Image: Marsha P. Johnson (left) and Sylvia Rivera (right) at a protest with Street Transvestite Action Revolutionaries, the organization they founded in 1970. Drag Magazine, Vol. 2, No. 8. ONE Periodical Collection, ONE Archives at the USC Libraries.

53 years ago, the Black Cat protests were organized in Los Angeles. The Black Cat Riots were a community response to the police brutality LGBTQ patrons experienced when eight undercover officers raided the Black Cat in the Silver Lake neighborhood of Los Angeles on New Year’s Eve. These protests, which preceded the Stonewall Riots by two years, were the largest LGBTQ protests in American history at this point. The riots were organized by P.R.I.D.E. (Personal Rights in Defense and Education) and an estimated 300-600 people took part in the demonstrations.

Image: Black Cat demonstration, c. 1967. Advocate Records, ONE Archives at the USC Libraries.

Anita Bryant—a singer and former beauty pageant contestant—was an outspoken opponent of LGBTQ rights in the United States. She openly supported repealing protections against sexual orientation discrimination in multiple states, and was an outspoken supporter of California’s unsuccessful Briggs Initiative (1978), which would have banned LGBTQ people from working in K–12 schools. The photo depicts people protesting at a Stop Anita Bryant Demonstration at Hollywood High School in 1977.

Image: Stop Anita Demonstration, c. June 1977. Pat Rocco Photographs & Papers, #ONEArchives at the USC Libraries. Pat Rocco, Photographer.
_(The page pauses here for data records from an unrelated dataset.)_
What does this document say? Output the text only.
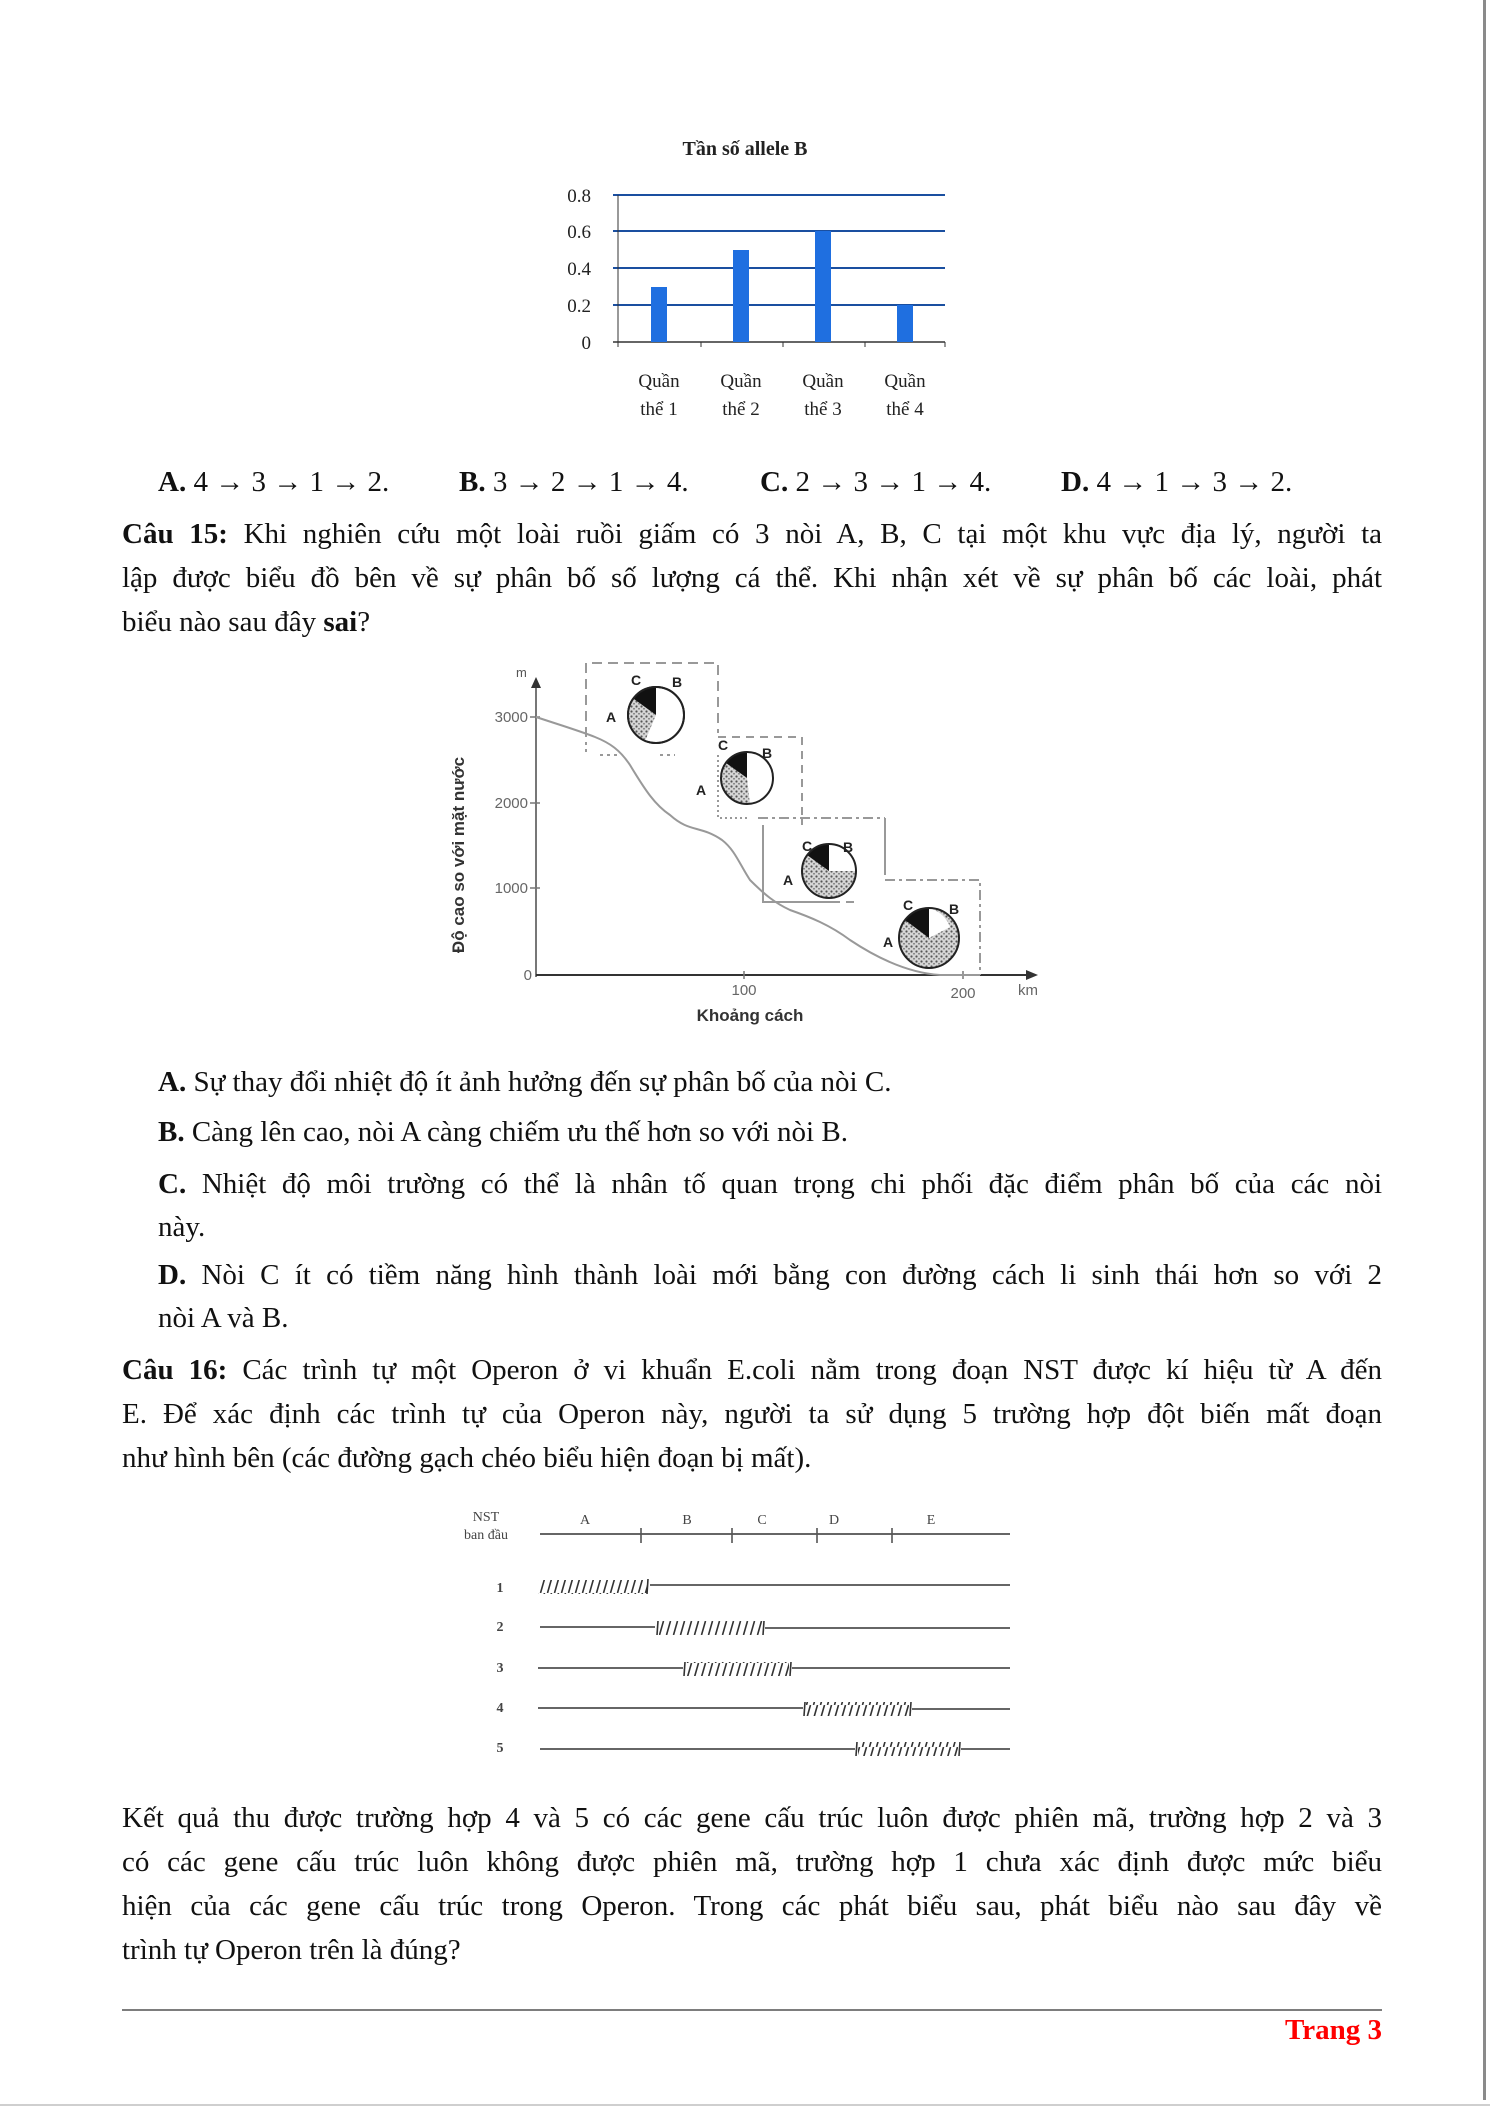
Tần số allele B
0.8
0.6
0.4
0.2
0
Quần
thể 1
Quần
thể 2
Quần
thể 3
Quần
thể 4
A. 4 → 3 → 1 → 2. B. 3 → 2 → 1 → 4. C. 2 → 3 → 1 → 4. D. 4 → 1 → 3 → 2.
Câu 15: Khi nghiên cứu một loài ruồi giấm có 3 nòi A, B, C tại một khu vực địa lý, người ta
lập được biểu đồ bên về sự phân bố số lượng cá thể. Khi nhận xét về sự phân bố các loài, phát
biểu nào sau đây sai?
Độ cao so với mặt nước
m
3000
2000
1000
0
100	200	km
Khoảng cách
C B
A
C B
A
C B
A
C	B
A
A. Sự thay đổi nhiệt độ ít ảnh hưởng đến sự phân bố của nòi C.
B. Càng lên cao, nòi A càng chiếm ưu thế hơn so với nòi B.
C. Nhiệt độ môi trường có thể là nhân tố quan trọng chi phối đặc điểm phân bố của các nòi
này.
D. Nòi C ít có tiềm năng hình thành loài mới bằng con đường cách li sinh thái hơn so với 2
nòi A và B.
Câu 16: Các trình tự một Operon ở vi khuẩn E.coli nằm trong đoạn NST được kí hiệu từ A đến
E. Để xác định các trình tự của Operon này, người ta sử dụng 5 trường hợp đột biến mất đoạn
như hình bên (các đường gạch chéo biểu hiện đoạn bị mất).
NST
ban đầu
A	B	C	D	E
1
2
3
4
5
Kết quả thu được trường hợp 4 và 5 có các gene cấu trúc luôn được phiên mã, trường hợp 2 và 3
có các gene cấu trúc luôn không được phiên mã, trường hợp 1 chưa xác định được mức biểu
hiện của các gene cấu trúc trong Operon. Trong các phát biểu sau, phát biểu nào sau đây về
trình tự Operon trên là đúng?
Trang 3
A pioneer of intersectionality, poet Audre Lorde insisted on recognition of herself as black, feminist, and lesbian. After completing a degree in library science, Lorde went on to lecture, teach at several universities, write volumes of poetry, and to co-found the feminist Kitchen Table: Woman of Color Press. In 1978, Lorde was diagnosed with breast cancer and underwent a mastectomy. From this experience, Lorde wrote The Cancer Journals, which narrated her battle with cancer while also commenting on western medicine, its impact on women’s health and identity. From 1991 until her death, she was New York State’s Poet Laureate. “When I dare to be powerful, to use my strength in the service of my vision, then it becomes less and less important whether I am afraid.”

Image: Portrait of Audre Lorde, 1984. Stephen Stewart photographs, ONE Archives at the USC Libraries. Stephen Stewart, Photographer.

Queer Latina activists began organizing in response to the Chicano movement and the White-focused women’s movement in the 1970s. Many organizations came together as a way to address the political underpining of being a double minority, namely being queer/gay and being Latinx. The Latina Lesbians organized in Los Angeles in 1970s. A notable group called Lesbianas Unidas formed in 1984 and helped define a sense of shared identity, engaged in political conversations to address racism, sexism, and homophobia, and created commmunity for its members. Groups like this existed in other parts of to the US and led the intersectional dialogs within the Civil Rights movement.

Image: Lesbianas de Latino America at the Los Angeles Christopher Street West pride parade, 1981. Christopher Street West Association collection, ONE Archives at the USC Libraries.

The photo above is from a candlelight vigil organized by AIDS Project Los Angeles (APLA) in 1983. APLA was born out of an emergency meeting at the Los Angeles Gay and Lesbian Community Services Center (now Los Angeles LGBT Center), establishing a volunteer-run AIDS information hotline, and later, providing support groups, education, and housing programs and much more. Over the decades, many organizations throughout the nation, such as Gay Men’s Health Crisis (founded in 1982), Minority AIDS Project (founded by Rev. Carl Bean in 1985), Asian Pacific AIDS Intervention Team (founded in 1987), AIDS Healthcare Foundation (founded in 1987), AIDS Coalition to Unleash Power (founded in 1987), Bienestar (founded in 1989), and Black AIDS Institute (founded in 1999) have continuously provided HIV/AIDS resources and programs to various communities.

Image: Untitled, c. 1983. Stephen Dotson AIDS Project Los Angeles candlelight vigil photographs, ONE Archives at the USC Libraries. Stephen Dotson, photographer.